There’s still some summer left, right? It’s not too late to pick up some peak-o’-the-season tomatoes, is it? There’s no time to waste! Let’s make some tomato-butter sauce using fresh tomatoes this time. Then we can freeze it and enjoy it on January pasta or pizza.
As a reminder, check out our original posting of this recipe. That one used canned San Marzano tomatoes. They’re totally fine, but you can’t beat fresh. I will point out again, however, that out-of-season tomatoes are hardly worth bothering with at all. Fresh in the summer, canned the other nine months of the year, I say.
You can make this with any small and red variety of tomatoes available in your area. Early girls, Romas, San Marzano (or other plum tomatoes), Campari, even cherry tomatoes if you’re willing to clean a whole lot. Anything but beefsteak or heirloom will work; use those for sandwiches and salads. Buy as much as you can fit into your nicest pot. A good, enameled Dutch oven will never let you down.
Wash your tomatoes and remove the stems. Scoop out the stem root with a small utility knife (I like the Global); our goal is to use only the fleshy, red parts of the fruit. Next, we’ll peel and seed.
Fill a big bowl with ice and cold water; place it in the sink. In the largest pot you have, boil enough water to cover all the tomatoes. Drop them in carefully and boil for thirty seconds, then drain and move them to the ice bath. This is blanching, and the second part of the process is called shocking. It will make the tomatoes slip out of their skins as easy as, well, make your own analogy. Make sure your sink is clear and you have lots of counter space to set up a production line: you’ll be removing tomatoes from the ice bowl, peeling their skins into your trash bag or garbage disposal, seeding them over a colander placed over another huge bowl, then crushing them into your final cooking pot. This will let you end up with nothing but tomato flesh and gathered juices from the seeding process, both of which make up the sauce.
Seeding is a messy bit of fun. Halve the tomato with your thumbs, then scoop out the seeds and jelly. Seeds contribute nothing but bitterness; flesh is where it’s at. Crush the clean tomato halves into the Dutch oven, getting them down to no bigger than about an inch. Trust me, it’s faster and cleaner than attempting to chop them.
This process might take a while, but it’s not particularly tiring or demanding. Keep paper towels at hand since you’ll be up to your ears in tomatoes, and if your hands itch, that’s tomato juice doing its thing. Wash your hands and continue.
Eventually you’ll arrive at a pot full of crushed tomatoes and a bowl of tomato juice. I wish they sold this juice in bottles, by the way; not pureed tomatoes mixed with water, but the actual juice inside tomatoes. It’s a foggy, pink liquid with a crisp flavor all its own. You’ve been saving it as you seeded so you could add it to the pot, so do that.
Ingredient number two: butter. I recommend buying it the same place you get the tomatoes - your local farmers’ market. How much butter you use is kind of up to you. I go with 1/3 - 1/2 of a stick per tomato, depending on its size. The sauce should be pinkish/orangish, but not so oily that you get pools of butter at the top.
Ingredient the third: one large yellow onion, peeled and cut in half. Place this cut-side-down in the sauce. It’ll contribute sugar, but you won’t keep it in the sauce. When cooking’s done, toss it or eat it as it is. It’ll be sweet and salty and pretty nice, in fact. How about quickly browning it under the broiler and serving it on bread?

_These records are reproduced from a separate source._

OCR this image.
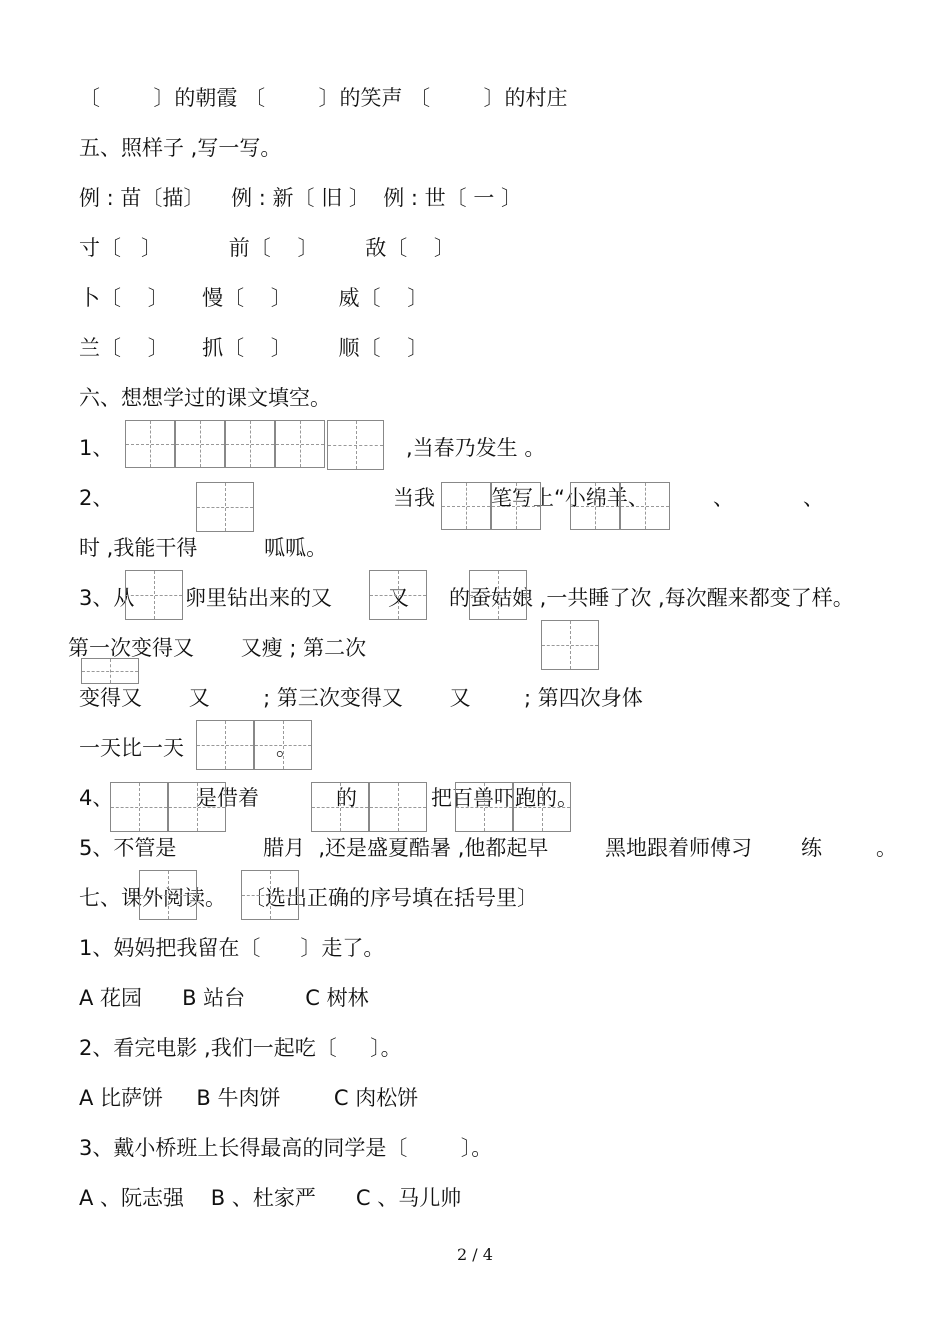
〔        〕的朝霞 〔        〕的笑声 〔        〕的村庄
五、照样子 ,写一写。
例 : 苗〔描〕    例 : 新〔 旧 〕  例 : 世〔 一 〕
寸〔   〕          前〔    〕       敌〔    〕
卜〔    〕     慢〔    〕       威〔    〕
兰〔    〕     抓〔    〕       顺〔    〕
六、想想学过的课文填空。
1、	,当春乃发生 。
2、	当我	笔写上“小绵羊、	、	、
时 ,我能干得          呱呱。
3、从 卵里钻出来的又	又 的蚕姑娘 ,一共睡了次 ,每次醒来都变了样。
第一次变得又       又瘦 ; 第二次
变得又       又        ; 第三次变得又       又        ; 第四次身体
一天比一天	。
4、	是借着	的	把百兽吓跑的。
5、不管是	腊月  ,还是盛夏酷暑 ,他都起早	黑地跟着师傅习 练	。
七、课外阅读。 〔选出正确的序号填在括号里〕
1、妈妈把我留在〔      〕走了。
A 花园      B 站台         C 树林
2、看完电影 ,我们一起吃〔     〕。
A 比萨饼     B 牛肉饼        C 肉松饼
3、戴小桥班上长得最高的同学是〔        〕。
A 、阮志强    B 、杜家严      C 、马儿帅
2 / 4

That’s all. Start the sauce over medium heat until small bubbles appear on the surface, then go down to low heat and stay there for the next hour or two. You might need to increase and decrease the heat as you go. There should be some movement at the top, but nothing so vigorous that the sauce makes a gurgling sound.

Stir with a wooden spoon every now, and as you do so, break up any large chunks of tomato. This will become easier as fibers break down and the sauce comes together. How long that will take is contingent on many factors: how much you’re making, how juicy your tomatoes were, how well you cleaned them. This can be anything from a very fresh, bright sauce to a fully reduced, roasty-rich flavor bomb. You’ll definitely want to cook off all the water and make the solids and the liquids integrate, but beyond that, it’s your call. If you like a really smooth sauce, take an immersion blender to it right in the pot.
As for salt: add a little bit here and there as you stir. Don’t go overboard right away since the sauce will reduce with time and end up saltier than it starts.
If you’ve made enough to freeze, let it cool down, then portion it into good zip-close bags. Cooks Illustrated recommends thick, freezer-grade, double-groove bags. Those that slide to close are convenient, but they leak.

Eat it in its jammy, true-to-the-tomato form or add herbs, cheese, or whatever you like on your pasta. Just get those tomatoes quickly, while they’re still delicious. This weekend! Go!